The cystic fibrosis transmembrane conductance regulator (CFTR) is a protein found within the phospholipid bilayer of epithelial cells along the apical surface [1]. This protein regulates salt transport and epithelial fluid secretion [1]. CFTR is an ABC transporter, meaning it requires ATP in order to regulate gating and conductance of anions, such as chloride (Cl) and bicarbonate (HCO3-) [[2], [3], [4], [5]]. Cystic fibrosis (CF) is caused by a genetic mutation within the DNA sequence which codes for the CFTR gene [6]. The most common mutation of the CFTR gene is ΔF508, which results in the protein becoming degraded before reaching the apical membrane [1,7]. The protein is targeted by ubiquitin-proteasome pathway which sends it to the proteasome for degradation [1]. The disease pathology is mainly due to a lack of Cl conductance, however, it is difficult to attribute all symptoms of CF solely to changes in Cl conductance [8,9].

The aim of this study was to examine bicarbonate conductance through CFTR as well as investigate the “Muallem hypothesis” which proposed that CFTR is an anion exchanger (AE) [10]. Since mucins become viscous in lower pH this might be important given the classic manifestation of cystic fibrosis is thickened mucus that plugs the vas deferens (fertility), the pancreas (digestion), and the lungs (infections). The specific goals of this research were to examine the Cl channel conductance of CFTR expressed in stable cell lines, as well as examine the conditions necessary for CFTR-dependent HCO3 conductance to take place. The direct characterization of Cl conductance in these cell lines was accomplished through complete sample replacement iodide efflux experiments [11,12]. Examining the conditions necessary for CFTR dependent HCO3- conductance was achieved by tracking extracellular pH (pHo) through the use of a microphysiometer [[13], [14], [15]], a semiconductor-based instrument which detects the rate at which a cell acidifies its environment. Cells were perfused with physiological buffers containing various CFTR and AE activators and inhibitors and resulting changes in ion flux and pHo were dynamically monitored.
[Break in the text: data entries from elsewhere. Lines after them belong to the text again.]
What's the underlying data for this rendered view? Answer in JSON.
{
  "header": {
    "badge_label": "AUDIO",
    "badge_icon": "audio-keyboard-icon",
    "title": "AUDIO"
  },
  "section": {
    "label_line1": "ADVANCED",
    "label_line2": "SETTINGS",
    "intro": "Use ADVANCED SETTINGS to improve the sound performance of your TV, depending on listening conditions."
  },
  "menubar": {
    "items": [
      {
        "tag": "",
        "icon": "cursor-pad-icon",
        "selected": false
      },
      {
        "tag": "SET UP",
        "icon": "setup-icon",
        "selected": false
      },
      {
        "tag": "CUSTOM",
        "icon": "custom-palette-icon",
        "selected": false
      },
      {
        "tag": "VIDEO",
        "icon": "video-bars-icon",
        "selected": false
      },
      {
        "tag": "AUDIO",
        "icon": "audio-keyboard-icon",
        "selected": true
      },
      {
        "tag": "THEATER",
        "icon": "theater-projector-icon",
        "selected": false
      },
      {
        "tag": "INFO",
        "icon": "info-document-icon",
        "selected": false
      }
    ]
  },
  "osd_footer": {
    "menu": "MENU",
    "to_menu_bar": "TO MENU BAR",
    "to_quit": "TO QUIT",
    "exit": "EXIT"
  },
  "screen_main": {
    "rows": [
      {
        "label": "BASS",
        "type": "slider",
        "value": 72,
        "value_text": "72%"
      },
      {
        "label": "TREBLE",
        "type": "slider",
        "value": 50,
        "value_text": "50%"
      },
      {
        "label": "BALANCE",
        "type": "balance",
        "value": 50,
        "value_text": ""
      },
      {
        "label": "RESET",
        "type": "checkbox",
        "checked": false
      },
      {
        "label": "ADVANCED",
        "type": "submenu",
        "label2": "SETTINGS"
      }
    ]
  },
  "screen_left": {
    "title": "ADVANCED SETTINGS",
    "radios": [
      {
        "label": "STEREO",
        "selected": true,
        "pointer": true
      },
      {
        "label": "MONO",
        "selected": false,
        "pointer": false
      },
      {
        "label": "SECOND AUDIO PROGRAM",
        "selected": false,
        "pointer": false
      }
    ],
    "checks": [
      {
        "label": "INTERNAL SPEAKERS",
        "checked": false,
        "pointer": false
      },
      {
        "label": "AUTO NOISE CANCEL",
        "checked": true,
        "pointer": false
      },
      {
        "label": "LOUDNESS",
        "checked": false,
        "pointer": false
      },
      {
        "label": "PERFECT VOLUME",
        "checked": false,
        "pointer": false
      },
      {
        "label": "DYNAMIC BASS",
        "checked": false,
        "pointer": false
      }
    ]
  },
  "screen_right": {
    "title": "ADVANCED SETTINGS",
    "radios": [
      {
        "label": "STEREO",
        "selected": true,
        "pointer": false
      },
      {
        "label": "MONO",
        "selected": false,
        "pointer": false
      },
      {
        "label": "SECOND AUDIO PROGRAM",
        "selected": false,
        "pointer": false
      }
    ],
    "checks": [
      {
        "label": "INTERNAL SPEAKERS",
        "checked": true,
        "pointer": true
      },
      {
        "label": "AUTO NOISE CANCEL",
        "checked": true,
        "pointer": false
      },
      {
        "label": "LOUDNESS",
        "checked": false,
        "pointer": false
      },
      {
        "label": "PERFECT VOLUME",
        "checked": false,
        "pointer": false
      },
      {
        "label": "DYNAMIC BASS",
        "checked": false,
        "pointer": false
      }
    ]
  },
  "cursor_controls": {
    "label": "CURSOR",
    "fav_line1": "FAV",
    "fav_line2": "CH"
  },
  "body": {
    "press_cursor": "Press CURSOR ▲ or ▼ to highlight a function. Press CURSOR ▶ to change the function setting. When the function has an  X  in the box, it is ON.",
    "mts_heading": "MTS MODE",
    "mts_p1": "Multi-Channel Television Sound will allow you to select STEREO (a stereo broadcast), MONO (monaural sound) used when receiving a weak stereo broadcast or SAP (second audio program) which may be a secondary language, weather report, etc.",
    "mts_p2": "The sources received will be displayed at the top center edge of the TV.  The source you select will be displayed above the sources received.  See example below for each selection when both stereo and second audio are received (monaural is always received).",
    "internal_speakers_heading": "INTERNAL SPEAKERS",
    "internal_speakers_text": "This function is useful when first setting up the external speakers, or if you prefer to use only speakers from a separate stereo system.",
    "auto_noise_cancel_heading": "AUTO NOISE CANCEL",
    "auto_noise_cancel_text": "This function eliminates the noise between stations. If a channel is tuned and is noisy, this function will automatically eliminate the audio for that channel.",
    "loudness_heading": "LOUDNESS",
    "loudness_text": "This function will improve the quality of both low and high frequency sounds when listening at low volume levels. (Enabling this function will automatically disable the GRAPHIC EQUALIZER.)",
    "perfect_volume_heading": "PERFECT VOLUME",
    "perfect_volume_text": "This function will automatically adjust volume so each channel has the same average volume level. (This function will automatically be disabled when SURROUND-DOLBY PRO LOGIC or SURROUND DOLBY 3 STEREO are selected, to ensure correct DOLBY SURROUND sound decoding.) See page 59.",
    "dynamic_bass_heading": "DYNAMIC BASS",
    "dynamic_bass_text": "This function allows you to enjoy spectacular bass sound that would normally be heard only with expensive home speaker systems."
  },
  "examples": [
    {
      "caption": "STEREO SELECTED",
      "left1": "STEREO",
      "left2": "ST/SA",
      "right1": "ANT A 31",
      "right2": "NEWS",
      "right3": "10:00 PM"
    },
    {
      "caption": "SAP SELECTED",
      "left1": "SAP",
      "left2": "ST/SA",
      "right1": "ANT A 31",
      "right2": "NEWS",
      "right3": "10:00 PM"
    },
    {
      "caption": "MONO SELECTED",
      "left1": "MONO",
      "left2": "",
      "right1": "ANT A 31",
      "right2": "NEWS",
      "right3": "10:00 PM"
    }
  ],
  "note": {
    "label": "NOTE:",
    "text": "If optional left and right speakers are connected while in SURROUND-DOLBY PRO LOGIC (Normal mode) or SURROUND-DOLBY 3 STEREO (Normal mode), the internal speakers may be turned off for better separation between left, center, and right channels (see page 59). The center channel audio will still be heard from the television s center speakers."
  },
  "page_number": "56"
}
In testing the “Muallem hypothesis” we made the assumption that the channel and exchanger properties of CFTR were two separate entities and focused on three predictions proposed by the Muallem group [10]; 1) bicarbonate transport should be Cl-dependent and stimulated by forskolin; 2) glibenclamide (a known CFTR inhibitor) should stop efflux of chloride through the CFTR channel but should not prevent the action of CFTR as an exchanger; and 3) DIDS (an anion exchanger blocker) should effect and block bicarbonate movement through CFTR's anion exchanger in cells expressing CFTR.

2. Materials and methods

2.1. Cell culture

The cells used in this study were C127 mouse mammary epithelial control cells, cells stably expressing wild-type CFTR, and those expressing ΔF508-CFTR. These cells were obtained from Genzyme Corporation (Dr. Seng Cheng). These are stable cell lines that were either transfected with the BPV vector alone (bovine papilloma-based vector with neomycin resistant genes) or transfected with BPV vector containing either cDNA for wild-type CFTR (2WT2 cells) or ΔF508 CFTR (508–8 cells). C127 cell lines were grown in Dulbecco's Modified Eagles Medium (DMEM) containing 10% fetal bovine serum (FBS), 2 mM glutamine, 100 units/ml penicillin, and 10 μg/ml streptomycin.

2.2. Iodide efflux

I-125 efflux (substituted for Cl−) was measured using complete sample replacement with 30-sec intervals. Efflux buffer was (in mM): 10 HEPES; pH 7.4, 5.4 KCl, 1.8 CaC12, 1.0 NaH2PO4, 0.8 MgSO4, and 1 mg/ml glucose (either with 150.0 of NaCl or NaI). Protocol and efflux rate constants were generate as described by Venglarik et al., 1990 [12].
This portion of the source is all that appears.